Given the animated debate over the use of live animals in medical education (“Wisconsin medical school’s dog research draws scrutiny,” March 12), it is worthwhile, I feel, to take a close look at the practice’s chief antagonists: the Physicians Committee for Responsible Medicine, or PCRM.
The misnamed “physicians committee” is a PETA-affiliated animal-rights group whose membership includes fewer than 4 percent physicians.
Dr. John Pippin is an exception, a doctor who openly associates with PCRM. Most mainstream physicians understand how radical the group really is, including Pippin’s former employer. In 2004, the world-renowned Cooper Clinic terminated Pippin, its then-chief cardiovascular specialist, because the clinic learned he was moonlighting for the animal-rights fringe.

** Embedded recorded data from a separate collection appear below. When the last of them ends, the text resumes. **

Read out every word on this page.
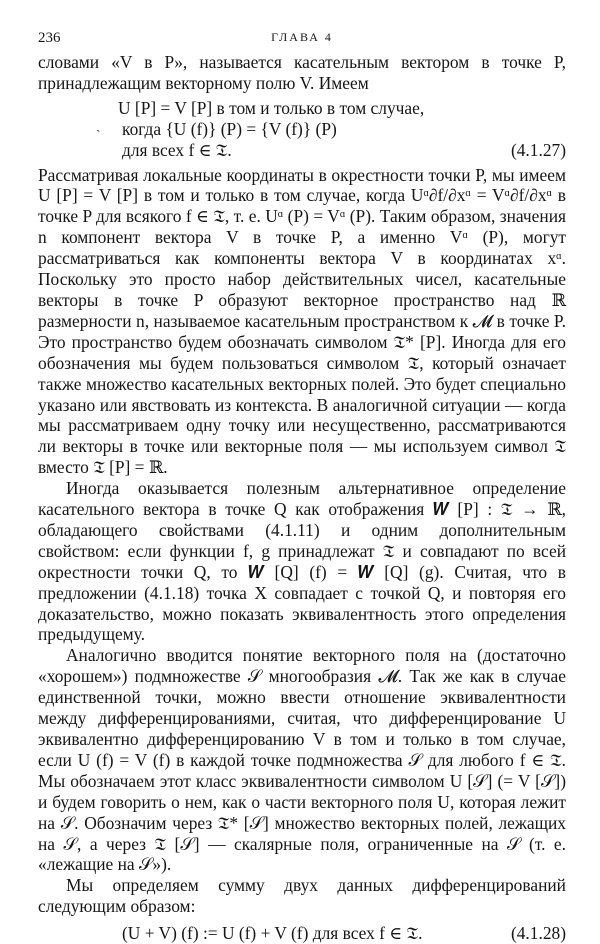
236	ГЛАВА 4

словами «V в P», называется касательным вектором в точке P, принадлежащим векторному полю V. Имеем

ˎ
U [P] = V [P] в том и только в том случае,
когда {U (f)} (P) = {V (f)} (P)
для всех f ∈ 𝔗.	(4.1.27)

Рассматривая локальные координаты в окрестности точки P, мы имеем U [P] = V [P] в том и только в том случае, когда Uᵅ∂f/∂xᵅ = Vᵅ∂f/∂xᵅ в точке P для всякого f ∈ 𝔗, т. е. Uᵅ (P) = Vᵅ (P). Таким образом, значения n компонент вектора V в точке P, а именно Vᵅ (P), могут рассматриваться как компоненты вектора V в координатах xᵅ. Поскольку это просто набор действительных чисел, касательные векторы в точке P образуют векторное пространство над ℝ размерности n, называемое касательным пространством к 𝓜 в точке P. Это пространство будем обозначать символом 𝔗* [P]. Иногда для его обозначения мы будем пользоваться символом 𝔗, который означает также множество касательных векторных полей. Это будет специально указано или явствовать из контекста. В аналогичной ситуации — когда мы рассматриваем одну точку или несущественно, рассматриваются ли векторы в точке или векторные поля — мы используем символ 𝔗 вместо 𝔗 [P] = ℝ.

Иногда оказывается полезным альтернативное определение касательного вектора в точке Q как отображения 𝑾 [P] : 𝔗 → ℝ, обладающего свойствами (4.1.11) и одним дополнительным свойством: если функции f, g принадлежат 𝔗 и совпадают по всей окрестности точки Q, то 𝑾 [Q] (f) = 𝑾 [Q] (g). Считая, что в предложении (4.1.18) точка X совпадает с точкой Q, и повторяя его доказательство, можно показать эквивалентность этого определения предыдущему.

Аналогично вводится понятие векторного поля на (достаточно «хорошем») подмножестве 𝒮 многообразия 𝓜. Так же как в случае единственной точки, можно ввести отношение эквивалентности между дифференцированиями, считая, что дифференцирование U эквивалентно дифференцированию V в том и только в том случае, если U (f) = V (f) в каждой точке подмножества 𝒮 для любого f ∈ 𝔗. Мы обозначаем этот класс эквивалентности символом U [𝒮] (= V [𝒮]) и будем говорить о нем, как о части векторного поля U, которая лежит на 𝒮. Обозначим через 𝔗* [𝒮] множество векторных полей, лежащих на 𝒮, а через 𝔗 [𝒮] — скалярные поля, ограниченные на 𝒮 (т. е. «лежащие на 𝒮»).

Мы определяем сумму двух данных дифференцирований следующим образом:

(U + V) (f) := U (f) + V (f) для всех f ∈ 𝔗.	(4.1.28)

Earlier in 2004, Newsweek reported that PCRM’s president, psychiatrist Neal Barnard, had “co-signed letters on PCRM letterhead with the leader of Stop Huntingdon Animal Cruelty, an animal-rights group the Department of Justice calls a ‘domestic terrorist threat.”‘ That same leader, Kevin Kjonaas, who co-signed the letters with Barnard, was convicted earlier this month in federal court on domestic terrorism charges related to an animal-rights campaign.
As the lines continue to blur between the well-known PETA, its deceptively named front-groups, and the violent animal-rights subculture, it’s becoming harder for the public, to say nothing of medical school administrators, to know whose opinions to trust.